Los eventos de alto impacto se entienden como un instrumento valioso y llamativo para promover la imagen de un país y comunicarse con el mundo. Arrojan ventajas asociadas a largo plazo y resultan ser excelente gancho para que corrientes de viajeros experimenten atractivos de primera mano, cambien percepciones sobre el destino y dinamicen toda clase de servicios turísticos y de comercio interno.

Algunos países latinoamericanos han tenido amplia exposición mediática, como consecuencia de la realización de estos certámenes que, de paso, hacen de la industria turística el punto de enlace de un vecindario marcado por claras diferencias políticas e ideológicas, y encadenado a una desaceleración económica que ensombrece el horizonte desde hace un par de años.

Mega eventos deportivos, como la Copa Mundo Brasil 2014, la Copa América de Chile, y el Rally Dakar, realizado en enero pasado en los desiertos de Argentina, Bolivia y el país austral; u otros religiosos y políticos de alto nivel, como la visita del Papa Francisco por Ecuador, Bolivia y Paraguay, y la reapertura de embajadas entre Cuba y Estados Unidos -que acaba de arrojar un nuevo resultado con la autorización de cruceros gringos a la isla antillana- impulsan los suaves vientos que estimulan el crecimiento turístico de la región, y los anfitriones ganan su cuarto de hora para exhibirse como epicentros de noticias, flujos turísticos y miradas inversionistas.
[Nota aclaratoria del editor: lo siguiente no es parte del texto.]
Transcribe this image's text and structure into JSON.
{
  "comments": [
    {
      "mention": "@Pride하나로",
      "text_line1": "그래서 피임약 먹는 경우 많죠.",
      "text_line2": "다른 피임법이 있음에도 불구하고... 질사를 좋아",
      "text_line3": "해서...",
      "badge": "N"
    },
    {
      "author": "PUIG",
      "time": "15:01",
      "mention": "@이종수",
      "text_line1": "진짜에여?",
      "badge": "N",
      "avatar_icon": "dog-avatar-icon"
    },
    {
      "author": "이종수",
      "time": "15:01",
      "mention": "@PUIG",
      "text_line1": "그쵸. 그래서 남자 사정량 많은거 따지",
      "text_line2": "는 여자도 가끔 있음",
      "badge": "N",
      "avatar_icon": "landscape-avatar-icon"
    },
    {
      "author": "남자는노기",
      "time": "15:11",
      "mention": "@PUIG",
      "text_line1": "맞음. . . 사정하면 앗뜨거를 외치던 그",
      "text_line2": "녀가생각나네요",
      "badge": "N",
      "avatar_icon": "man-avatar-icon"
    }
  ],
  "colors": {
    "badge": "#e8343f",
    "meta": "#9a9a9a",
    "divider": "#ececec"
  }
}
Las naciones organizadoras con problemas internos de gobernabilidad, en la mayoría de los casos, reciben el espaldarazo de estos escenarios mediáticos para serenar ánimos, sumar emociones y fortalecer sentimientos patrios. Con las brisas de tranquilidad sosiegan tempestades políticas, económicas y sociales y, de contera, varios aceleraran cambios, modernizan infraestructura pública, mojan prensa y le echan más divisas a sus arcas.

En el mundo se registran resultados exitosos sobre su capacidad para producir cambios positivos en diversos frentes. Corea del Sur utilizó los Olímpicos de 1988 como punta de lanza para superar los estragos de la dictadura, reunificar a su población y dar el salto económico. Barcelona, con los del 92, se modernizó, transformándose en concurrido escenario turístico europeo. Alemania, sede del Mundial 2006, borró ese largo cliché de sociedad fría y apática y se mostró como amistosa y organizada. Y Suráfrica, con el suyo en 2010, se reveló como un país en desarrollo con suficiencia para despertar el interés de turistas e inversionistas.

Con la pasada Copa, Brasil se trepó a la cúspide del turismo receptivo de la región e incursionó en el top 10 mundial en las tendencias de viajes de negocios y de recursos naturales y culturales. El as que aún le queda bajo la manga, los Juegos Olímpicos de 2016, le optimizarán el maquillaje a Río, una compleja ciudad que enfila baterías para su promoción como sede oficial del certamen.

Aunque organizar eventos de alto impacto tiene sus riesgos cuando los envuelven la corrupción, los desafueros o las improvisaciones de planeación, será siempre buen negocio si se aprovecha como oportunidad para abrirles las puertas al progreso, la prosperidad y la cohesión social. La reputación de un país está basada en las percepciones, y postularse para albergarlos y darse a conocer, como lo hacen a su manera algunos en la región, es fijarse el reto de colocarse bajo la mira internacional.

Esta plataforma global resulta útil para vender la imagen de un país y para tantas otras cosas más, que hasta los gobernantes que están con la soga al cuello suelen sacarles cortinas de humo a estos eventos del resorte –paradójicamente- de una industria sin chimeneas.